A Rhetorical Analysis of the Covid-19 Pandemic Process: Turkish Minister of Health Dr. Fahrettin Koca's Press Briefings


Caglayan S.

CONNECTIST-ISTANBUL UNIVERSITY JOURNAL OF COMMUNICATION SCIENCES, no.60, pp.27-62, 2021 (Journal Indexed in ESCI) identifier

  • Publication Type: Article / Article
  • Volume: Issue: 60
  • Publication Date: 2021
  • Doi Number: 10.26650/connectist2021-801246
  • Title of Journal : CONNECTIST-ISTANBUL UNIVERSITY JOURNAL OF COMMUNICATION SCIENCES
  • Page Numbers: pp.27-62
  • Keywords: Rhetorical analysis, Aristotle's three modes of persuasion, five canons of rhetoric, Covid-19, pandemic

Abstract

This study sought to reveal discourse characteristics in speeches made by the Minister of Health, Fahrettin Koca, pertaining to Covid-19 rather than ideological or political matters. Koca has been the most prominent actor in managing the risk and fear caused by Covid-19. The speeches in question were delivered after Scientific Committee meetings during the period from 11 March 2020, when the first case of Covid-19 appeared in Turkey, to May 11, 2020, when controls on social life were first applied. A total of 15 press statements were analyzed and were divided into individual sentences to obtain 1,801 individual pieces of data. The data were examined using qualitative and quantitative content analysis in the context of the "Five Canons of Rhetoric" and Aristotle's "Three Modes of Persuasion." They were then coded into SPSS for analysis, which allowed frequency (N) and cross tabulations (CrossTabs) to be calculated.

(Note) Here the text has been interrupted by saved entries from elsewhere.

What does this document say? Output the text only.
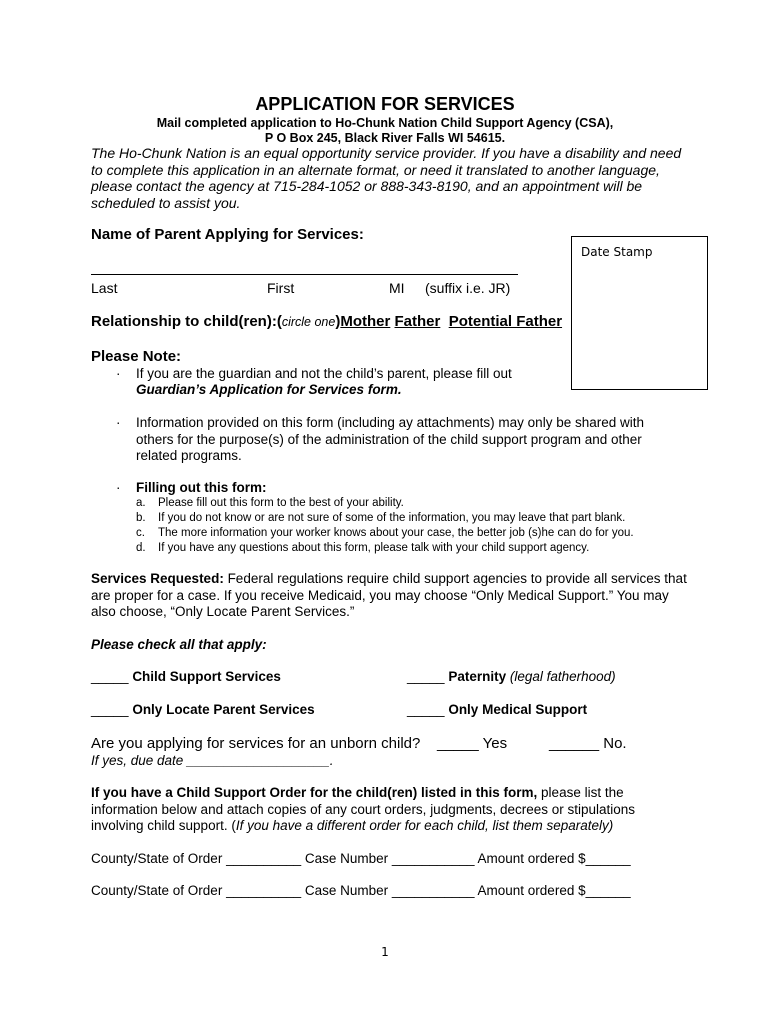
APPLICATION FOR SERVICES
Mail completed application to Ho-Chunk Nation Child Support Agency (CSA),
P O Box 245, Black River Falls WI 54615.
The Ho-Chunk Nation is an equal opportunity service provider. If you have a disability and need to complete this application in an alternate format, or need it translated to another language, please contact the agency at 715-284-1052 or 888-343-8190, and an appointment will be scheduled to assist you.
Date Stamp
Name of Parent Applying for Services:
Last	First	MI (suffix i.e. JR)
Relationship to child(ren):(circle one)Mother Father Potential Father
Please Note:
· If you are the guardian and not the child’s parent, please fill out
Guardian’s Application for Services form.
· Information provided on this form (including ay attachments) may only be shared with others for the purpose(s) of the administration of the child support program and other related programs.
· Filling out this form:
a. Please fill out this form to the best of your ability.
b. If you do not know or are not sure of some of the information, you may leave that part blank.
c. The more information your worker knows about your case, the better job (s)he can do for you.
d. If you have any questions about this form, please talk with your child support agency.
Services Requested: Federal regulations require child support agencies to provide all services that are proper for a case. If you receive Medicaid, you may choose “Only Medical Support.” You may also choose, “Only Locate Parent Services.”
Please check all that apply:
_____ Child Support Services	_____ Paternity (legal fatherhood)
_____ Only Locate Parent Services	_____ Only Medical Support
Are you applying for services for an unborn child? _____ Yes	______ No.
If yes, due date ___________________.
If you have a Child Support Order for the child(ren) listed in this form, please list the information below and attach copies of any court orders, judgments, decrees or stipulations involving child support. (If you have a different order for each child, list them separately)
County/State of Order __________ Case Number ___________ Amount ordered $______
County/State of Order __________ Case Number ___________ Amount ordered $______
1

Analysis based on Aristotle's three modes of persuasion demonstrated that logos was the most prominent persuasion component. The apparent goal of convincing the public with justifications and evidence rooted in logos reflects the need to engender trust during the pandemic crisis and to control the spread of panic. Analysis based on the five canons of rhetoric showed that speeches were structured with clear sections. Narrative sections and explanations were included predominantly to provide sufficient information to contextualize the topics under discussion, and the use of sub-components of persuasion was tailored to the context of the subject in each relevant section. A preference for plain and short sentences was also identified, but ornamentation was also present and the speaker used body language effectively. Considering that the speeches addressed all of Turkey and frequently included medical explanations, they were clearly structured carefully. The use of plain language was likely designed to reduce potential semantic accidents, while elements of ornamentation helped to sustain public interest and to enliven the discourse. These findings indicate that rhetorical elements are widely present in press statements.